Crossbow and AvalonXQ:

Your pissing match is getting annoying. I can tell that you both have reasonable familiarity with relativity, but also that neither of you actually works in the field. If you don't like the way that someone else framed a problem (and that really is the basis for your mutual objections), then find a way to do so without accusing the other person of being an idiot. Because the stupidest things either of you has said here hasn't been about relativity.

 

[AvalonXQ]

Crossbow and AvalonXQ:

Your pissing match is getting annoying. I can tell that you both have reasonable familiarity with relativity, but also that neither of you actually works in the field. If you don't like the way that someone else framed a problem (and that really is the basis for your mutual objections), then find a way to do so without accusing the other person of being an idiot. Because the stupidest things either of you has said here hasn't been about relativity.

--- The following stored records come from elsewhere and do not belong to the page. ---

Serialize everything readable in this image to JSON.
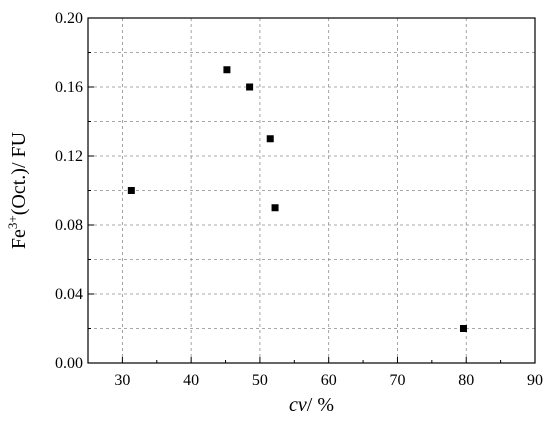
{
  "chart_data": {
    "type": "scatter",
    "title": "",
    "xlabel": {
      "main": "cv",
      "suffix": "/ %"
    },
    "ylabel": {
      "base": "Fe",
      "superscript": "3+",
      "suffix": "(Oct.)/ FU"
    },
    "xlim": [
      25,
      90
    ],
    "ylim": [
      0.0,
      0.2
    ],
    "xticks": [
      30,
      40,
      50,
      60,
      70,
      80,
      90
    ],
    "yticks": [
      0.0,
      0.04,
      0.08,
      0.12,
      0.16,
      0.2
    ],
    "xtick_labels": [
      "30",
      "40",
      "50",
      "60",
      "70",
      "80",
      "90"
    ],
    "ytick_labels": [
      "0.00",
      "0.04",
      "0.08",
      "0.12",
      "0.16",
      "0.20"
    ],
    "grid": true,
    "legend": "none",
    "marker": "square",
    "series": [
      {
        "points": [
          {
            "x": 31.3,
            "y": 0.1
          },
          {
            "x": 45.2,
            "y": 0.17
          },
          {
            "x": 48.5,
            "y": 0.16
          },
          {
            "x": 51.5,
            "y": 0.13
          },
          {
            "x": 52.2,
            "y": 0.09
          },
          {
            "x": 79.6,
            "y": 0.02
          }
        ]
      }
    ]
  },
  "colors": {
    "marker": "#000000",
    "axis": "#000000",
    "grid": "#8c8c8c"
  }
}
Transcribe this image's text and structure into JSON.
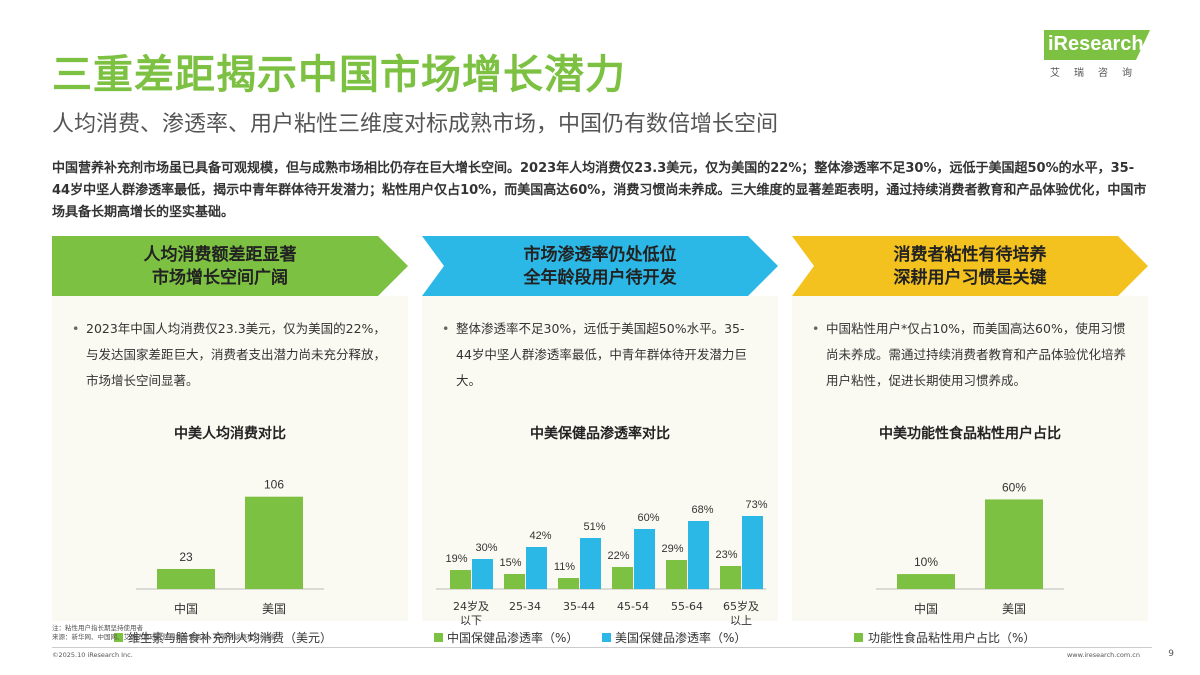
{
  "header": {
    "title": "三重差距揭示中国市场增长潜力",
    "subtitle": "人均消费、渗透率、用户粘性三维度对标成熟市场，中国仍有数倍增长空间",
    "intro": "中国营养补充剂市场虽已具备可观规模，但与成熟市场相比仍存在巨大增长空间。2023年人均消费仅23.3美元，仅为美国的22%；整体渗透率不足30%，远低于美国超50%的水平，35-44岁中坚人群渗透率最低，揭示中青年群体待开发潜力；粘性用户仅占10%，而美国高达60%，消费习惯尚未养成。三大维度的显著差距表明，通过持续消费者教育和产品体验优化，中国市场具备长期高增长的坚实基础。"
  },
  "logo": {
    "brand": "iResearch",
    "brand_cn": "艾瑞咨询"
  },
  "colors": {
    "green": "#7dc142",
    "blue": "#2cb8e6",
    "yellow": "#f4c21e",
    "panel_bg": "#fbfaf2"
  },
  "panels": [
    {
      "band_line1": "人均消费额差距显著",
      "band_line2": "市场增长空间广阔",
      "bullet": "2023年中国人均消费仅23.3美元，仅为美国的22%，与发达国家差距巨大，消费者支出潜力尚未充分释放，市场增长空间显著。",
      "chart_title": "中美人均消费对比"
    },
    {
      "band_line1": "市场渗透率仍处低位",
      "band_line2": "全年龄段用户待开发",
      "bullet": "整体渗透率不足30%，远低于美国超50%水平。35-44岁中坚人群渗透率最低，中青年群体待开发潜力巨大。",
      "chart_title": "中美保健品渗透率对比"
    },
    {
      "band_line1": "消费者粘性有待培养",
      "band_line2": "深耕用户习惯是关键",
      "bullet": "中国粘性用户*仅占10%，而美国高达60%，使用习惯尚未养成。需通过持续消费者教育和产品体验优化培养用户粘性，促进长期使用习惯养成。",
      "chart_title": "中美功能性食品粘性用户占比"
    }
  ],
  "chart_data": [
    {
      "type": "bar",
      "title": "中美人均消费对比",
      "categories": [
        "中国",
        "美国"
      ],
      "series": [
        {
          "name": "维生素与膳食补充剂人均消费（美元）",
          "values": [
            23,
            106
          ],
          "labels": [
            "23",
            "106"
          ]
        }
      ],
      "ylim": [
        0,
        120
      ],
      "legend": "bottom"
    },
    {
      "type": "bar",
      "title": "中美保健品渗透率对比",
      "categories": [
        "24岁及以下",
        "25-34",
        "35-44",
        "45-54",
        "55-64",
        "65岁及以上"
      ],
      "categories_line1": [
        "24岁及",
        "25-34",
        "35-44",
        "45-54",
        "55-64",
        "65岁及"
      ],
      "categories_line2": [
        "以下",
        "",
        "",
        "",
        "",
        "以上"
      ],
      "series": [
        {
          "name": "中国保健品渗透率（%）",
          "values": [
            19,
            15,
            11,
            22,
            29,
            23
          ],
          "labels": [
            "19%",
            "15%",
            "11%",
            "22%",
            "29%",
            "23%"
          ]
        },
        {
          "name": "美国保健品渗透率（%）",
          "values": [
            30,
            42,
            51,
            60,
            68,
            73
          ],
          "labels": [
            "30%",
            "42%",
            "51%",
            "60%",
            "68%",
            "73%"
          ]
        }
      ],
      "ylim": [
        0,
        80
      ],
      "legend": "bottom"
    },
    {
      "type": "bar",
      "title": "中美功能性食品粘性用户占比",
      "categories": [
        "中国",
        "美国"
      ],
      "series": [
        {
          "name": "功能性食品粘性用户占比（%）",
          "values": [
            10,
            60
          ],
          "labels": [
            "10%",
            "60%"
          ]
        }
      ],
      "ylim": [
        0,
        70
      ],
      "legend": "bottom"
    }
  ],
  "footer": {
    "note1": "注：粘性用户指长期坚持使用者",
    "note2": "来源：新华网、中国网、艾瑞消费研究院根据公开资料、专家访谈整理及绘制。",
    "copyright": "©2025.10 iResearch Inc.",
    "website": "www.iresearch.com.cn",
    "page": "9"
  }
}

Thank you for stating the obvious; I entirely agree. In fact all I did was use Crossbow's pedantry on his own post -- which he didn't have the presence of mind to realize.

If we're done with the pointless bickering, maybe the OP will return to clarify whether the explanations have sufficed for the questions raised.

 

[AvalonXQ]

'AvalonXQ' you do not know what you are talking about, and I expect that you never be able to understand what it is that you are talking about, therefore I will no longer try to explain this issue to you.

I still think that you miss an important point which is that the poster who started this thread needed some good basic data. And if one is dealing with a person who is already rather familiar with Relativity, then such a person can parse out your statements and fill in the varous gaps; however, your statement was not well suited for describing time dilation to someone is not already familiar with Relativity.

 

[Crossbow]

Crossbow and AvalonXQ:

Your pissing match is getting annoying. I can tell that you both have reasonable familiarity with relativity, but also that neither of you actually works in the field. If you don't like the way that someone else framed a problem (and that really is the basis for your mutual objections), then find a way to do so without accusing the other person of being an idiot. Because the stupidest things either of you has said here hasn't been about relativity.

Thanks much 'Ziggurat'! You are quite correct.

I will make evey effort to follow your advice in the future.